Visual Studies of Modern Iran
Pedram Khosronejad has amassed an incredible collection of major interest to historians of slavery, Africanists, scholars of photography, anthropologists, and others. Uniquely and collectively these affecting portraits of stone-faced, sad-eyed men, women and children tell poignant stories of loss, violent separations, and brutal dislocation. Those are their stories and, as is too often forgotten, also those of their families, who lost them forever. Looking at the vanished world Pedram Khosronejad rescued from oblivion and forces us to confront should also lead us to learn about the resilient contemporary Afro-Iranian community and its place in today’s society.
Dr. Sylviane A. Diouf, Director of the Lapidus Center for the Historical Analysis of Transatlantic Slavery, Schomburg Centre, New York, USA.

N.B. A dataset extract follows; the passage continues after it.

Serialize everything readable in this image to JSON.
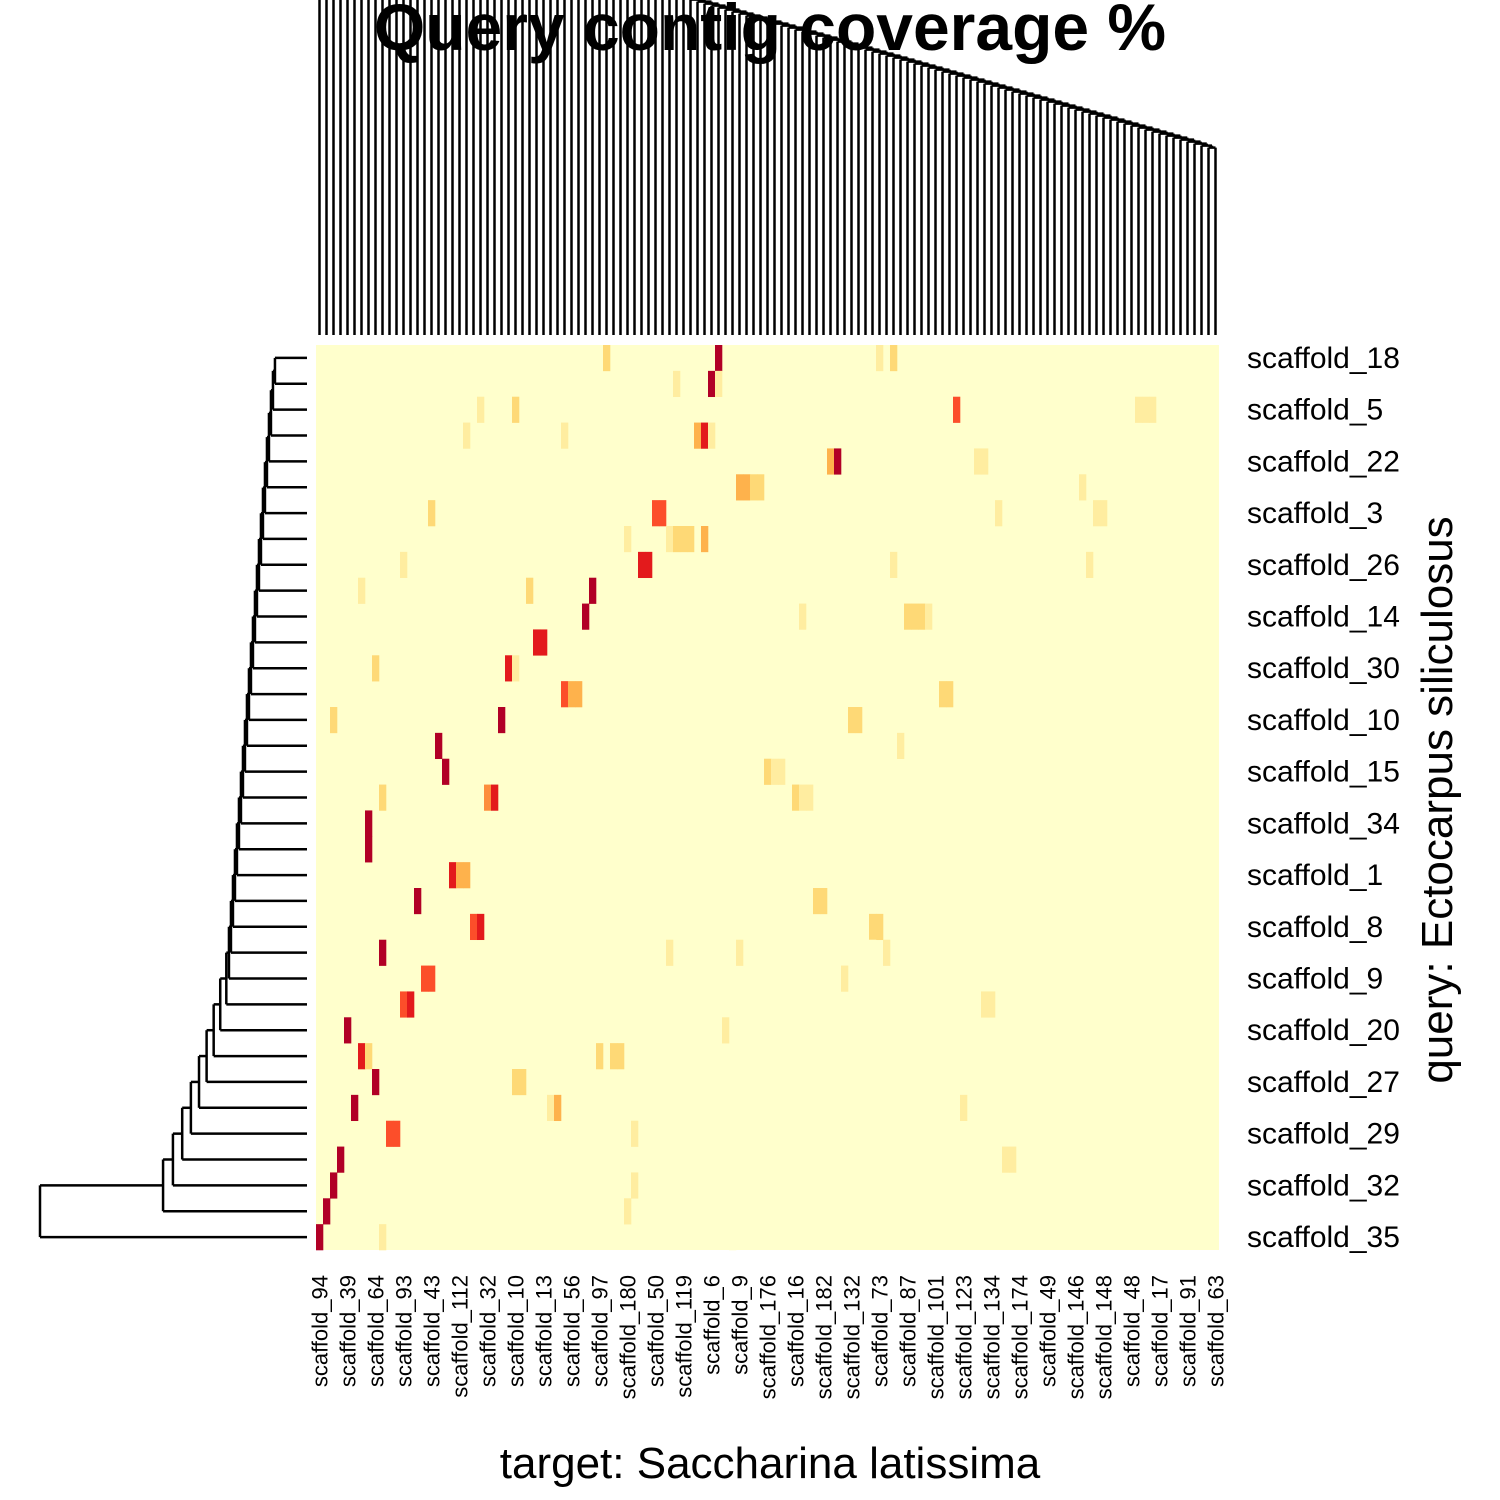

This catalogue is one of the first visual representations of the material religion and art objects of Naser al-Din Shah’s court, vis à vis popular Shiite beliefs during the Naseri period (1848-1896). In this work, Pedram Khosronejad has paid special attention to the role of Naser al-Din Shah’s popular Shiite values in shaping attitudes toward the depiction in portraiture of the Prophet Mohammad and Imam Ali.
Khosronejad’s observations further confirm Naser al-Din Shah’s deep-rooted connections to popular Shiite beliefs and related superstitions, along with his interest in Shiite rituals and ceremonies.
Thierry Zarcone, Directeur de recherche, Groupe Sociétés, Religions, Laïcités, CNRS, France.
Khosronejad's unique collection provides us with a treasure trove of images focusing on the daily life of Naser al-Din Shah, his wives, concubines, and slaves of both sexes.
Janet Afary
Pedram Khosronejad has provided invaluable new information about the history of photography in Iran during the 19th-century Qajar period. In particular he has carefully researched the photographs taken by Naser al-Din Shah, perhaps the Qajar monarch most fascinated by Western technology. These intimate photographs of his own harem are unique and highly informative, not just for their intrinsic value in a period in which human images were disapproved of, but also for what they reveal about Naser al-Din Shah, his self-image, his household and his court.